Abstract The study focuses on biases in ocean temperature profiles obtained by means of Satellite Relay Data Loggers (SRDL recorders) and time–depth recorder (TDR) attached to marine mammals. Quasi-collocated profiles from Argo floats and from ship-based conductivity–temperature–depth (CTD) profilers are used as reference. SRDL temperature biases depend on the sensor type and vary with depth. For the most numerous group of Valeport 3 (VP3) and conductivity–temperature–fluorescence (CTF) sensors, the bias is negative except for the layer 100–200 m. The vertical bias structure suggests a link to the upper-ocean thermal structure within the upper 200-m layer. Accounting for a time lag which might remain in the postprocessed data reduces the bias variability throughout the water column.
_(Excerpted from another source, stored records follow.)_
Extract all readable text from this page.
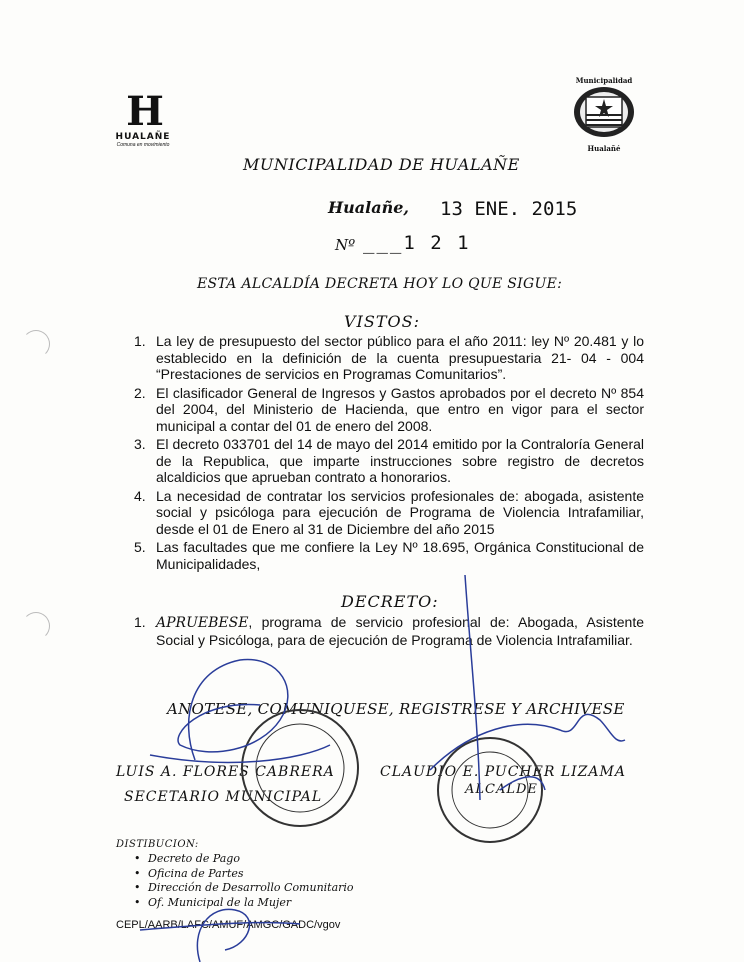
H
HUALAÑE
Comuna en movimiento
Municipalidad
Hualañé
MUNICIPALIDAD DE HUALAÑE
Hualañe, 13 ENE. 2015
Nº ___1 2 1
ESTA ALCALDÍA DECRETA HOY LO QUE SIGUE:
VISTOS:
1. La ley de presupuesto del sector público para el año 2011: ley Nº 20.481 y lo establecido en la definición de la cuenta presupuestaria 21- 04 - 004 “Prestaciones de servicios en Programas Comunitarios”.
2. El clasificador General de Ingresos y Gastos aprobados por el decreto Nº 854 del 2004, del Ministerio de Hacienda, que entro en vigor para el sector municipal a contar del 01 de enero del 2008.
3. El decreto 033701 del 14 de mayo del 2014 emitido por la Contraloría General de la Republica, que imparte instrucciones sobre registro de decretos alcaldicios que aprueban contrato a honorarios.
4. La necesidad de contratar los servicios profesionales de: abogada, asistente social y psicóloga para ejecución de Programa de Violencia Intrafamiliar, desde el 01 de Enero al 31 de Diciembre del año 2015
5. Las facultades que me confiere la Ley Nº 18.695, Orgánica Constitucional de Municipalidades,
DECRETO:
1. APRUEBESE, programa de servicio profesional de: Abogada, Asistente Social y Psicóloga, para de ejecución de Programa de Violencia Intrafamiliar.
ANOTESE, COMUNIQUESE, REGISTRESE Y ARCHIVESE
LUIS A. FLORES CABRERA
SECETARIO MUNICIPAL
CLAUDIO E. PUCHER LIZAMA
ALCALDE
DISTIBUCION:
• Decreto de Pago
• Oficina de Partes
• Dirección de Desarrollo Comunitario
• Of. Municipal de la Mujer
CEPL/AARB/LAFC/AMUF/AMGC/GADC/vgov
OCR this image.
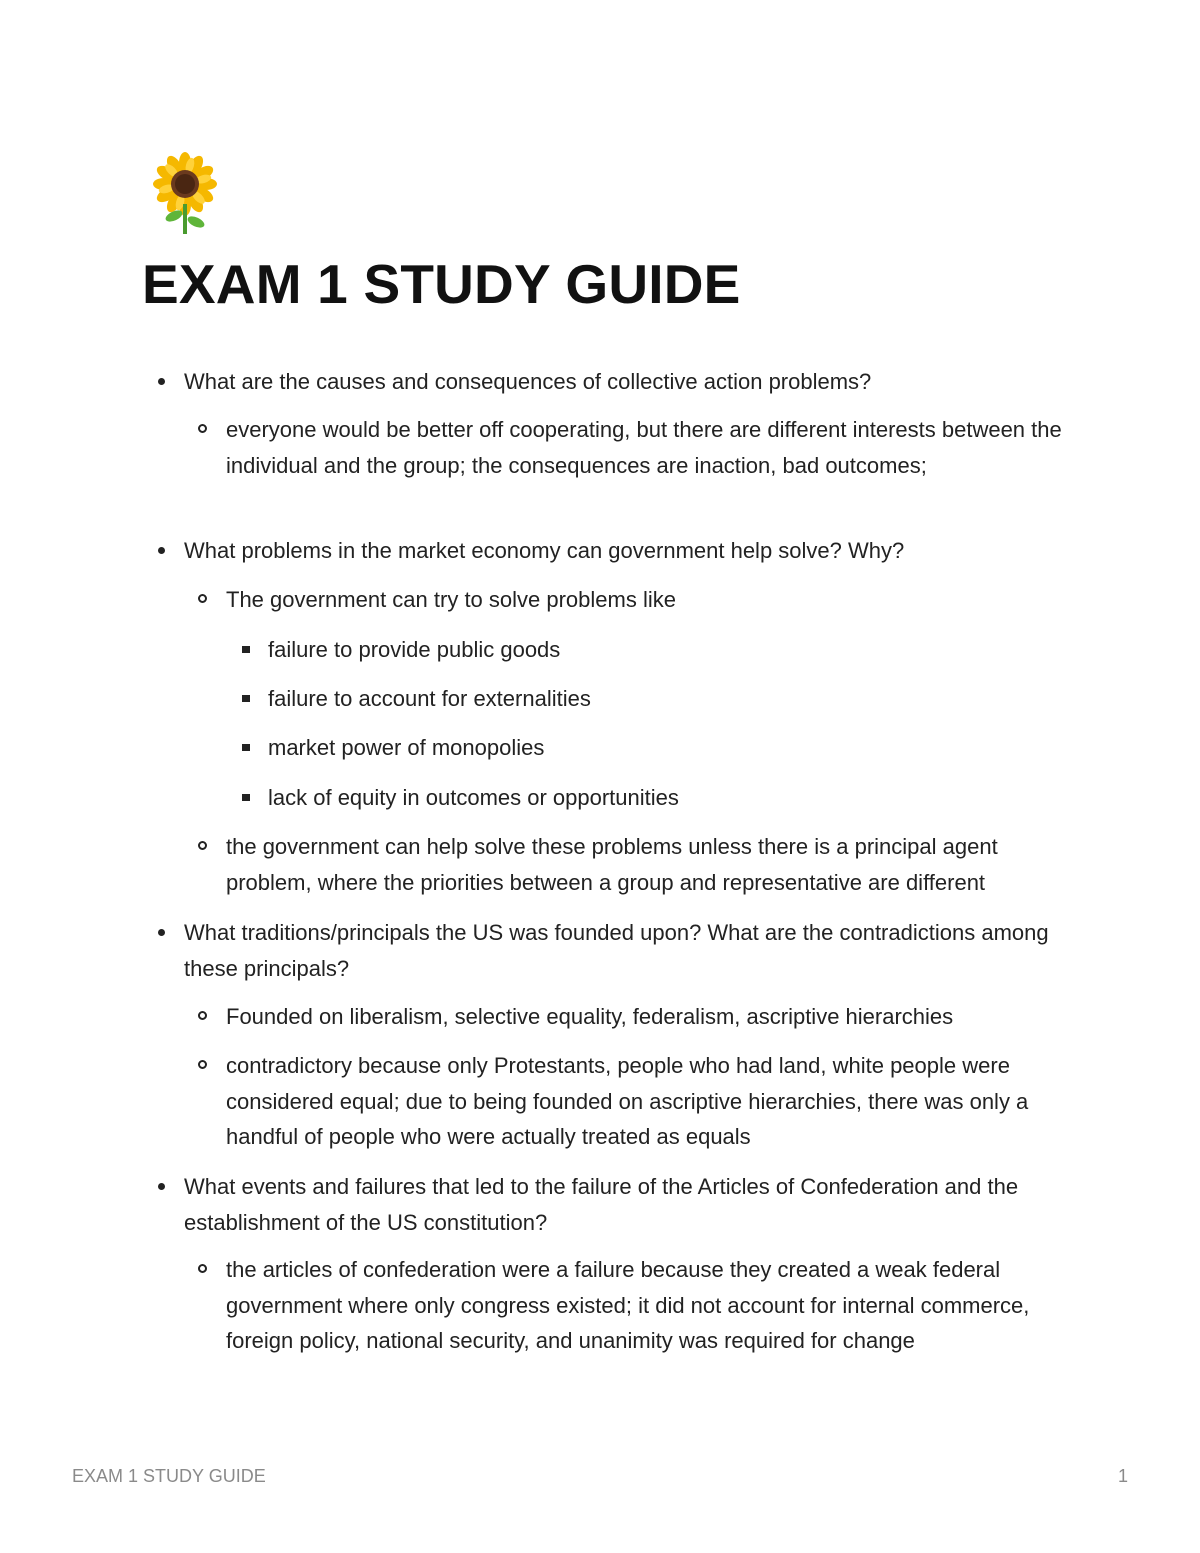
EXAM 1 STUDY GUIDE
What are the causes and consequences of collective action problems?
everyone would be better off cooperating, but there are different interests between the individual and the group; the consequences are inaction, bad outcomes;
What problems in the market economy can government help solve? Why?
The government can try to solve problems like
failure to provide public goods
failure to account for externalities
market power of monopolies
lack of equity in outcomes or opportunities
the government can help solve these problems unless there is a principal agent problem, where the priorities between a group and representative are different
What traditions/principals the US was founded upon? What are the contradictions among these principals?
Founded on liberalism, selective equality, federalism, ascriptive hierarchies
contradictory because only Protestants, people who had land, white people were considered equal; due to being founded on ascriptive hierarchies, there was only a handful of people who were actually treated as equals
What events and failures that led to the failure of the Articles of Confederation and the establishment of the US constitution?
the articles of confederation were a failure because they created a weak federal government where only congress existed; it did not account for internal commerce, foreign policy, national security, and unanimity was required for change
EXAM 1 STUDY GUIDE	1
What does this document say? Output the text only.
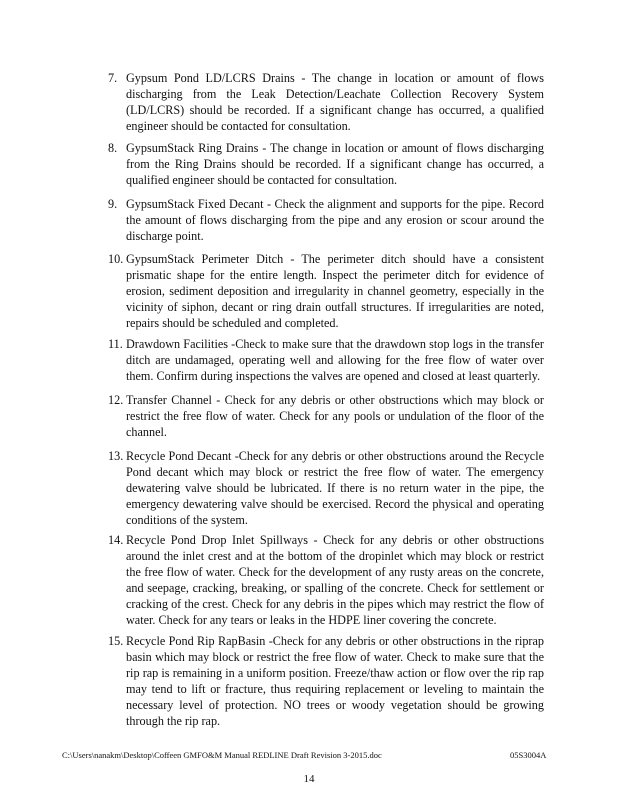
7. Gypsum Pond LD/LCRS Drains - The change in location or amount of flows discharging from the Leak Detection/Leachate Collection Recovery System (LD/LCRS) should be recorded. If a significant change has occurred, a qualified engineer should be contacted for consultation.
8. GypsumStack Ring Drains - The change in location or amount of flows discharging from the Ring Drains should be recorded. If a significant change has occurred, a qualified engineer should be contacted for consultation.
9. GypsumStack Fixed Decant - Check the alignment and supports for the pipe. Record the amount of flows discharging from the pipe and any erosion or scour around the discharge point.
10. GypsumStack Perimeter Ditch - The perimeter ditch should have a consistent prismatic shape for the entire length. Inspect the perimeter ditch for evidence of erosion, sediment deposition and irregularity in channel geometry, especially in the vicinity of siphon, decant or ring drain outfall structures. If irregularities are noted, repairs should be scheduled and completed.
11. Drawdown Facilities -Check to make sure that the drawdown stop logs in the transfer ditch are undamaged, operating well and allowing for the free flow of water over them. Confirm during inspections the valves are opened and closed at least quarterly.
12. Transfer Channel - Check for any debris or other obstructions which may block or restrict the free flow of water. Check for any pools or undulation of the floor of the channel.
13. Recycle Pond Decant -Check for any debris or other obstructions around the Recycle Pond decant which may block or restrict the free flow of water. The emergency dewatering valve should be lubricated. If there is no return water in the pipe, the emergency dewatering valve should be exercised. Record the physical and operating conditions of the system.
14. Recycle Pond Drop Inlet Spillways - Check for any debris or other obstructions around the inlet crest and at the bottom of the dropinlet which may block or restrict the free flow of water. Check for the development of any rusty areas on the concrete, and seepage, cracking, breaking, or spalling of the concrete. Check for settlement or cracking of the crest. Check for any debris in the pipes which may restrict the flow of water. Check for any tears or leaks in the HDPE liner covering the concrete.
15. Recycle Pond Rip RapBasin -Check for any debris or other obstructions in the riprap basin which may block or restrict the free flow of water. Check to make sure that the rip rap is remaining in a uniform position. Freeze/thaw action or flow over the rip rap may tend to lift or fracture, thus requiring replacement or leveling to maintain the necessary level of protection. NO trees or woody vegetation should be growing through the rip rap.
C:\Users\nanakm\Desktop\Coffeen GMFO&M Manual REDLINE Draft Revision 3-2015.doc	05S3004A
14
Below 200-m depth, the bias remains negative with the overall mean of −0.027° ± 0.07°C. The suggested depth and thermal corrections for biases in SRDL data are within the uncertainty limits declared by the manufacturer. TDR recorders exhibit a different bias pattern, showing the predominantly positive bias of 0.08°–0.14°C below 100 m primarily due to the systematic error in pressure. Significance Statement The purpose of this work is to improve the consistency of the data from the specific instrumentation type used to measure ocean water temperature, namely, the data from miniature temperature sensors attached to marine mammals. As mammals dive during their route to and from their feeding areas, these sensors measure water temperature and dataloggers send the measured temperature data to oceanographic data centers via satellites as soon as the mammals return to the sea surface. We have shown that these data exhibit small systematic instrumental errors and suggested the respective corrections. Taking these corrections into account is important for the assessment of the ocean climate change.